CHARACTERISATION AND CRYOPRESERVATION OF SEMEN OF THE INDIGENOUS NAMAQUA AFRIKANER SHEEP BREED

 

P.T. Letsoalo1#, E. Kilian1, A. Baca1, H.I.P. Olivier1, M.A. Snyman1 & V. Muchenje2

1Grootfontein Agricultural Development Institute, Private bag X529, Middelburg EC, 5900, South Africa

2Department of Livestock and Pasture Science, Faculty of Science & Agriculture, University of Fort Hare

5700, South Africa

#Corresponding author: Thomas Letsoalo

 

Background: The Namaqua Afrikaner is one of the oldest sheep breeds in South Africa. This indigenous fat-tail breed is listed as endangered on the Endangered Species list of Food and Agriculture Organisation. Grootfontein Agricultural Development Institute implemented a program in 2006 involving the conservation and improvement of South African sheep breeds (GADI-Biobank). The two departmental Namaqua Afrikaner flocks, as well as one privately owned flock, are part of this program. These flocks comprise most of the remaining purebred Namaqua Afrikaner sheep in the country. This study forms part of the establishment of a cryopreservation bank for the Namaqua Afrikaner part of the GADI-Biobank.

 

Aim: The aim was to investigate the quality of fresh and frozen semen of Namaqua Afrikaner sheep, compared to that recorded for semen obtained from the Dohne Merino and Dorper breeds that are cryopreserved on a commercial scale.

 

Methodologies: The study was conducted between January and August 2015. September 2013-born Namaqua Afrikaner (12), Dohne Merino (12) and Dorper (9) rams were used in the study. The rams were kept under kraal conditions with adequate shade, and they received a high protein, high energy diet on measured levels. Rams were exercised regularly for the entire trial period. Originally it was envisaged to collect semen samples using the artificial vagina (AV) method, which proved to be problematic with the Namaqua Afrikaner rams.

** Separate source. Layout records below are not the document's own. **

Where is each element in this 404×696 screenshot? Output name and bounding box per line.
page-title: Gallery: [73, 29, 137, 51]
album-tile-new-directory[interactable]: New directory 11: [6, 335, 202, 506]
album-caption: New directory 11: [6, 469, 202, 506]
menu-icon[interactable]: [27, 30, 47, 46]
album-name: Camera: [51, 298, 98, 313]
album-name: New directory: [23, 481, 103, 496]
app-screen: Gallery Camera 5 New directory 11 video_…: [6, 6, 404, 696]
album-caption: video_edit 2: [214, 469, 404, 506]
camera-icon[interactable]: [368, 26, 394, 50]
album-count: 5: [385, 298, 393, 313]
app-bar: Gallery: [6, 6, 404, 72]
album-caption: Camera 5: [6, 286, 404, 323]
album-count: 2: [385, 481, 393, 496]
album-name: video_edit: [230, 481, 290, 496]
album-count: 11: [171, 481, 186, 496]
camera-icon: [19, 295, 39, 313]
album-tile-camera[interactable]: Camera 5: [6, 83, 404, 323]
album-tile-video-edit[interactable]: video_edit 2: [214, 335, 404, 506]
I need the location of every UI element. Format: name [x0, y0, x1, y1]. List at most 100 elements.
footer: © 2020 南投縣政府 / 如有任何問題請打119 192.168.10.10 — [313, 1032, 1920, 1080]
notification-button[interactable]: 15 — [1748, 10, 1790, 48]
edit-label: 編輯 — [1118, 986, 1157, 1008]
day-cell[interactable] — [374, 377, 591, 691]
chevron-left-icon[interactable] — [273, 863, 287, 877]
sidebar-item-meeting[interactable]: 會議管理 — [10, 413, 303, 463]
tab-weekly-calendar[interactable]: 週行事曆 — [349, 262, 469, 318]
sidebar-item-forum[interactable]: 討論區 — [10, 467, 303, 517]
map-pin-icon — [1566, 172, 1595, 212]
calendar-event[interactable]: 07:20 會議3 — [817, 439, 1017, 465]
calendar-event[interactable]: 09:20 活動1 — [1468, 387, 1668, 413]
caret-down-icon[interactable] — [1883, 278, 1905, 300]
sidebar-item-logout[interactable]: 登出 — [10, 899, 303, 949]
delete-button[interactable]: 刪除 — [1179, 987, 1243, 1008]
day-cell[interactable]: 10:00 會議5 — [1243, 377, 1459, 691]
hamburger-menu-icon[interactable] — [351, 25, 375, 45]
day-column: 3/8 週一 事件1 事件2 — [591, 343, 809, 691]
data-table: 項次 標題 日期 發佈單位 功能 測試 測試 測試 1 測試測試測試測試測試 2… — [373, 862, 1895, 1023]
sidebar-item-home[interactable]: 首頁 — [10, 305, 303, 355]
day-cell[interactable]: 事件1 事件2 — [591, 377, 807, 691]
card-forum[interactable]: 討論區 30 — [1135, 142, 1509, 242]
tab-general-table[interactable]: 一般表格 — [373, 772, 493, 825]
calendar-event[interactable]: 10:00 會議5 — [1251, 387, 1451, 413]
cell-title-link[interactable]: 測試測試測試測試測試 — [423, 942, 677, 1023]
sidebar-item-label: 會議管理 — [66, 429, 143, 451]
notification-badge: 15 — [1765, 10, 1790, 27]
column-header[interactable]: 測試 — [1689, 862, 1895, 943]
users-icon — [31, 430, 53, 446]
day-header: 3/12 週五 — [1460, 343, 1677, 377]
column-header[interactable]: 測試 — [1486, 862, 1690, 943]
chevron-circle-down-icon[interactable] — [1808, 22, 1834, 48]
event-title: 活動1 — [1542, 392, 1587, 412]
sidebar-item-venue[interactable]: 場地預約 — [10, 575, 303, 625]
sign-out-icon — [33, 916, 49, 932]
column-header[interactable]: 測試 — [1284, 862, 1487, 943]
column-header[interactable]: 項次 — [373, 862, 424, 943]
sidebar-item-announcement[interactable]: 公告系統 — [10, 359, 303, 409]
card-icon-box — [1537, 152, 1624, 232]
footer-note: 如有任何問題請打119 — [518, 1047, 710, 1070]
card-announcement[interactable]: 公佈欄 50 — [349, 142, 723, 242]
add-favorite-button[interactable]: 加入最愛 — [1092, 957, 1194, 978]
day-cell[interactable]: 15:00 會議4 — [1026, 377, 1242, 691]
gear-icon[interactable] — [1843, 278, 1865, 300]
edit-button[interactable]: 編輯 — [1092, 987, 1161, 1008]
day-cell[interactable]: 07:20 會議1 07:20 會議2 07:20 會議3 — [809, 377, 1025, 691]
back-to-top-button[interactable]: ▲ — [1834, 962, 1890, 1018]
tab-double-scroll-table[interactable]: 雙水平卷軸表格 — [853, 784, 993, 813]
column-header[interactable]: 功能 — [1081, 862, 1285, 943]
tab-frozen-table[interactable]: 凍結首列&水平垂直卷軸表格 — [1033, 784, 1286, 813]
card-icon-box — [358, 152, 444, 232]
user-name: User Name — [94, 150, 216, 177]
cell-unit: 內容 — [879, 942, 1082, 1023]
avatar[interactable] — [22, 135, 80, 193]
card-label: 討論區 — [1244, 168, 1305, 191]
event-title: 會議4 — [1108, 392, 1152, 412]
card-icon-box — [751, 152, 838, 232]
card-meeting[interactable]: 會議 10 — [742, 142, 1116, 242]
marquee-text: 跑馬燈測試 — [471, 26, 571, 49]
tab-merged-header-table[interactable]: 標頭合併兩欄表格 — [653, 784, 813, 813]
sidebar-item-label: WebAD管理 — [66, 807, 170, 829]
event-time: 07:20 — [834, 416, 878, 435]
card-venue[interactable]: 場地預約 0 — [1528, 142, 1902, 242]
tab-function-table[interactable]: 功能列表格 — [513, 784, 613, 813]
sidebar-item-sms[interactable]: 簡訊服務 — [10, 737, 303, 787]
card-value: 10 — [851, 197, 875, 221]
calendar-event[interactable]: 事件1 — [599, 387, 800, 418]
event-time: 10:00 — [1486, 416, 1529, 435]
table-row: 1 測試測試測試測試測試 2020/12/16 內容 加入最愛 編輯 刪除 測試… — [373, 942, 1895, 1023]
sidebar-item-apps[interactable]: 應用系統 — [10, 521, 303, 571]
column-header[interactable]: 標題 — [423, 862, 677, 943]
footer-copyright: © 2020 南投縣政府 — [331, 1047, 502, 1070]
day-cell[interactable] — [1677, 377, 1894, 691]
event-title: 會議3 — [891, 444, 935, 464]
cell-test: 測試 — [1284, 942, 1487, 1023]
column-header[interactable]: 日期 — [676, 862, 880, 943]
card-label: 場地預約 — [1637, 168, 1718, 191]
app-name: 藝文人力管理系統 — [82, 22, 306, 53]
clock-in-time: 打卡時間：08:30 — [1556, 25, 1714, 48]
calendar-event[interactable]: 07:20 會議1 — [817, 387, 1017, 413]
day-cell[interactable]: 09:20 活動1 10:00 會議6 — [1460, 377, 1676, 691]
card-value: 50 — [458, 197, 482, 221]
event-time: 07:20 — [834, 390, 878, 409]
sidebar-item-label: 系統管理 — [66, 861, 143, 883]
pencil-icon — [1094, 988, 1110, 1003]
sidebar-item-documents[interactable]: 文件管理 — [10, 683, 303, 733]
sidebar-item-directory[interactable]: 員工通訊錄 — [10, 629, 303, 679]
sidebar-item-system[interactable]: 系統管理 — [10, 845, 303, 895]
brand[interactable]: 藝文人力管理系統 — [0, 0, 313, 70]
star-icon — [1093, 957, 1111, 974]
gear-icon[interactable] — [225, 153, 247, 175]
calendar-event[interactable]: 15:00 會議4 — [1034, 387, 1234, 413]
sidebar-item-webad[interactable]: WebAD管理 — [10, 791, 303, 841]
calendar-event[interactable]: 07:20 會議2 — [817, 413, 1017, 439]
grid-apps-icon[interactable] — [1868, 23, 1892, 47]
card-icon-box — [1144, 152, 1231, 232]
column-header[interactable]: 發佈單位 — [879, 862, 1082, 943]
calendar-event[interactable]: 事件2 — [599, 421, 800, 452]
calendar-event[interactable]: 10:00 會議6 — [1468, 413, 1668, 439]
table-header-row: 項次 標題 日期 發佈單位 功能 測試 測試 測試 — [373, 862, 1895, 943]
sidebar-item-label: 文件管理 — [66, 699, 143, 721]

Semen samples were subsequently collected twice a week by either AV (Dohne Merino and Dorper) or electro-ejaculation (EE; all breeds). Macroscopic sperm traits were assessed and sperm concentration determined immediately after collection. Each sample was diluted with Triladyl® (1:3) and subsequently frozen in straws. Nigrosin-Eosin smears were made of fresh and diluted semen samples for survivability (% live) and mortality (% dead) evaluation. Frozen straws were thawed and evaluated at 7, 30 and 90 days after cryopreservation. A droplet (0.5mL) from each thawed sample was assessed microscopically for post-thaw motility and the percentage live sperm. Nigrosin-Eosin smears were also made for evaluation of % live sperm. Data were analysed with the GLM and CHI-SQ procedures of the SAS statistical package.

 

Results: No breed differences were observed in sperm concentration or motility. Dorper rams had higher semen volume than Namaqua rams. Dorper rams had higher % live sperm at 7, 30 and 90 days than Namaqua rams. Semen volume and motility of the fresh and diluted semen samples did not differ between collection methods. Sperm concentration, motility of frozen-thawed semen samples and % live sperm was higher (P<0.05) with the AV method.

 

Discussion: Namaqua Afrikaner sperm traits did not differ in quality from Dohne Merino or Dorper semen before cryopreservation, but % live sperm after cryopreservation was lower than that of Dorper semen. Results indicated that semen quality post-cryopreservation was improved when semen samples were collected by means of the AV method, when compared to the EE method. 

 

Conclusions: Further research is required to investigate the phenomenon that Namaqua Afrikaner rams do not want to ejaculate into an AV.